とはいえ、気分のいいものではないはずだ。
「やれ!」
「んぐぅっ………!」
やってくる吐き気の波と闘いながら、こちらに歩み寄る俊平
俺はその間に鉄串を強引にU字に捻じ曲げて、ゴブリンの右足を拘束する様に地面に突き刺し、万が一かみつかれないように、もう一つをゴブリン首を拘束する為に木に打った。
トンカチねえし、蹴りで固定したよ。
「ほら、これでもうこいつは一生逃げられない。放っておいても死ぬだろうがいつかはやらないといけない事だ。殺し童貞を捨てるのに、こんなにお膳立てされる状況はそうそうないぞ。心の準備なんか、有事にできるわけがない。」
「でも………っ!」
「やるかやらないかでもない。できるできないでもない。

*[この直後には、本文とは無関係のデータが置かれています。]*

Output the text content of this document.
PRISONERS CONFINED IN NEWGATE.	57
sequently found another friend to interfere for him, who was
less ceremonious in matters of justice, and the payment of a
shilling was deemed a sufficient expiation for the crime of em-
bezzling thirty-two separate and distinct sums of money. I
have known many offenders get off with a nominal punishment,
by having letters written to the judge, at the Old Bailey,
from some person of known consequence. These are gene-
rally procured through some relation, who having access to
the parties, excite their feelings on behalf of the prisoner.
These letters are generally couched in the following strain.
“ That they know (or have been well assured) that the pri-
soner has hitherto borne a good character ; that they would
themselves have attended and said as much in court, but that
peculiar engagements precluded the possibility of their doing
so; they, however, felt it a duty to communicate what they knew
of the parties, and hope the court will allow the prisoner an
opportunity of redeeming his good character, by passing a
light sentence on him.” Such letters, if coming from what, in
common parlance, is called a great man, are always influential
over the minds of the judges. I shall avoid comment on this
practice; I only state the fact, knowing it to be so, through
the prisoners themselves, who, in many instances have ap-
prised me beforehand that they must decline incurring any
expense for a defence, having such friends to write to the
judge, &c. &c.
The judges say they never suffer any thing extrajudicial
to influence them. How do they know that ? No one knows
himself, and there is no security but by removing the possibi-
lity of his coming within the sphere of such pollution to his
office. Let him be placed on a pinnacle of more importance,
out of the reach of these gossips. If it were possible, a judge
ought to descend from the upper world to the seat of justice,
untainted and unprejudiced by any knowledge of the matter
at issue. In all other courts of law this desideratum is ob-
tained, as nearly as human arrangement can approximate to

やるしかないんだよ。お前がやらないんだったら、俺はお前の手に短剣を握らせて、ナイフごとお前の手を握って、そのままゴブリンを殺す。」
「な、なんで樹くんは僕にそこまで………」
「俊平には強くなってもらいたいからだよ。これから来るであろう受難に耐えてもらうために、な」
俺は、短剣を俊平に握らせた。
武器もなく森に来るわけないじゃん。背中に剣くらい背負ってるし、腰には短剣がついているよ。
「受難………? 樹くんには何が見えているの………?」
その質問に、俺は俊平の持つ短剣ごと俊平の小さな手を握ると
「テンプレだよ。」
ズッ……… と、ゴブリンの心臓に短剣を突き刺した。